Rummel explains that during the years of 1959-1961 the death rates skyrocket far higher than the rest of Mao’s rule.  This is not due to worsening labor camp conditions instituted by Mao, but because of a nationwide famine.  The prison guards themselves were also victims of the famine as they worked far from their families, unsure whether their relatives would survive on their meager government food rations[5].  Despite this, Chang and Halliday count all labor camp deaths the same, pursuing on with their sad race for numbers, refusing to acknowledge the role of the famine in their calculation, and indeed double counting those killed by the famine (already included in the aggregate calculations described above), and those killed by the famine while in labor camps.

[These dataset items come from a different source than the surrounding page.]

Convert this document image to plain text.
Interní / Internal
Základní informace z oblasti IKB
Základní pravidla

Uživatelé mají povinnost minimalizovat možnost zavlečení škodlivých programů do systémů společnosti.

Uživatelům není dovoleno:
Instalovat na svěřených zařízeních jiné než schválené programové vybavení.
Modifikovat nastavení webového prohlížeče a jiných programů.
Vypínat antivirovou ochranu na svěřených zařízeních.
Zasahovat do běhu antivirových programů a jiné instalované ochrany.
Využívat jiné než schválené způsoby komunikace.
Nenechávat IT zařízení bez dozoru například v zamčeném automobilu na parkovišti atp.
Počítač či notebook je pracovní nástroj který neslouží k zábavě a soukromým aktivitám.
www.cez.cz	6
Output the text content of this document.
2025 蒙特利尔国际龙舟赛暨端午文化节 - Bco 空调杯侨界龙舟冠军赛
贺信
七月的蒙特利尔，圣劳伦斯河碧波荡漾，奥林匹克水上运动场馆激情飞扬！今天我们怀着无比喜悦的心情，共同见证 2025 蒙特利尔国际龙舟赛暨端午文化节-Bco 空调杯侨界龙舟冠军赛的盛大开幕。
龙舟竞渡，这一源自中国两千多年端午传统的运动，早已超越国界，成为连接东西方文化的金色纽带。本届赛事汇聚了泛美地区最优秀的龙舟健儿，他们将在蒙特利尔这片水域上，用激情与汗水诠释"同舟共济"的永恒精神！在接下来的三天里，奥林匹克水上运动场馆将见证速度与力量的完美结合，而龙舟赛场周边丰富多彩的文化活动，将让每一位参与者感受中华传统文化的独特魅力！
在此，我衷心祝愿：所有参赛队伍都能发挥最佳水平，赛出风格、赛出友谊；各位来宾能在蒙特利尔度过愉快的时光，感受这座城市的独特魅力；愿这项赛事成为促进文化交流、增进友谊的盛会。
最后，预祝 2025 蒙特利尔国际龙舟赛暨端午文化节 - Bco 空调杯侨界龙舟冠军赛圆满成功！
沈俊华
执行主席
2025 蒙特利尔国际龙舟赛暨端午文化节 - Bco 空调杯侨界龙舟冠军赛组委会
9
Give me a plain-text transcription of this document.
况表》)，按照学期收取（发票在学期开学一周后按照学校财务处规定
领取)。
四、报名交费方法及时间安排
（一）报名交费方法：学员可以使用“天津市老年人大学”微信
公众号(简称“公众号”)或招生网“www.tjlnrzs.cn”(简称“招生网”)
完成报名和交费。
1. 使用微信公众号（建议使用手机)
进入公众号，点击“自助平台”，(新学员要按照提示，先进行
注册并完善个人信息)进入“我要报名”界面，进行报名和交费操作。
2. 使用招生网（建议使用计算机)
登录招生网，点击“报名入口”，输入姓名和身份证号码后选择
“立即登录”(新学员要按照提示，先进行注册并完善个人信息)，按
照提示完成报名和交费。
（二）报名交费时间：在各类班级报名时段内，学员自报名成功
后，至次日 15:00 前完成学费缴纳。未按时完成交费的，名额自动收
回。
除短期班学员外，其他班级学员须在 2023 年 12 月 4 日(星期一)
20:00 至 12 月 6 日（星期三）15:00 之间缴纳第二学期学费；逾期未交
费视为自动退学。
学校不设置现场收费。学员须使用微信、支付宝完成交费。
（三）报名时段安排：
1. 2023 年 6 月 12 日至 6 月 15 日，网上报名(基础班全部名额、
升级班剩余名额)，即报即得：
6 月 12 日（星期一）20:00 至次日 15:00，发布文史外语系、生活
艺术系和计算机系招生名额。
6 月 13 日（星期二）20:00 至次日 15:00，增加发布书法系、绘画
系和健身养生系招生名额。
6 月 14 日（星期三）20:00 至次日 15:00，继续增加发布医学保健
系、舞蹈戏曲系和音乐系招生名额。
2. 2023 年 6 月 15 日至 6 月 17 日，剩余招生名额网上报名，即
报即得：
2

            The actual death total that Rummel comes up with for the years 1949 through 1975 varies wildly.  The low-end estimate is only 625,000, while the high-end is 48,713,000.  This represents quite a range of opinion.  The mid-range estimate of 15,000,000 is a much more conservative and plausible figure (even agreed on by Laogai activist Harry Wu), but is still a difficult number to imagine.  The human rights activist and leading labor camp researcher and critic Harry Wu estimates that the total labor reform camp population for the first forty years of the PRC was 50 million people.  His more reliable figures for the post-Mao years suggest 500,000 sentenced each year in the post-Mao years, which would suggest about 7-8 million from Mao’s death to the publication of his study.  That would leave about 43 million in labor camps under Mao.[6]  By this calculation, Chang and Halliday’s figure of 27 million deaths represents a mortality rate of 63%.  That would seem rather implausible.

The total value of Rummel’s research using assumptions, estimations, and obvious fabrications is absolutely nothing.  These numbers are little more than the educated guesses of western scholars of a country they were not even allowed access to at the time.  This might not entirely matter, but one must ask why after reviewing all this Chang and Halliday decided to add another 12 million deaths on top of Rummel’s mid-range estimate.  His math was just as good, if not even more advanced, than theirs. Why are these numbers that important at all?  If no one knows the real answer, then why should one offer a wild guess at the expense of academic integrity?  Chang and Halliday’s approach requires a belief that there is a mathematical correlation to evil.  They seem to think that adding corpses to his rule makes Mao that much more evil a person.  But how evil is 27 million deaths?  Is it any more evil than 15 million, or 625,000?  Inflating numbers for shock value is a marketing tactic, one that has worked exceedingly well for this book.  It’s broad accusations, simplistic view of Chinese politics, and creation of numbers more wildly inflated than any ever heard of in the academic community has make it the most talked about Mao biography since The Private Life of Chairman Mao.  While statistical inflation to prove a point may be perfectly acceptable to some reviewers, let those of us who actually know something of Chinese history not forget that this same method, when executed by Communist cadres, was the very reason for much of the famine of the Great Leap Forward.

 

 

Tom Worger

tworger@ucsd.edu

 

 

           

 



[1] Peng, Xizhe. “Demographic Consequences of the Great Leap Forward in China's Provinces.” Population and Development Review 13.4 (1987): 639-670. p. 645

[2] Peng p. 649

[3] Jung Chang and Jon Halliday. Mao: The Unknown Story. New York: Alfred A. Knopf, 2005 p. 325

[4] Rummel, R. J. China’s Bloody Century: Genocide and Mass Murder Since 1900. New Brunswick: Tranaction Publishers, 1991 pp. 231-232

[5] Wu, Harry. Bitter Winds: A Memoir of My Years in China’s Gulag. New York: J. Wiley, 1994 p. 103

[6] Hongda Harry Wu, Laogai – the Chinese Gulag, trans. Ted Slingerland. Boulder, Col.: Westniew Press, 1992 pp. 14-17.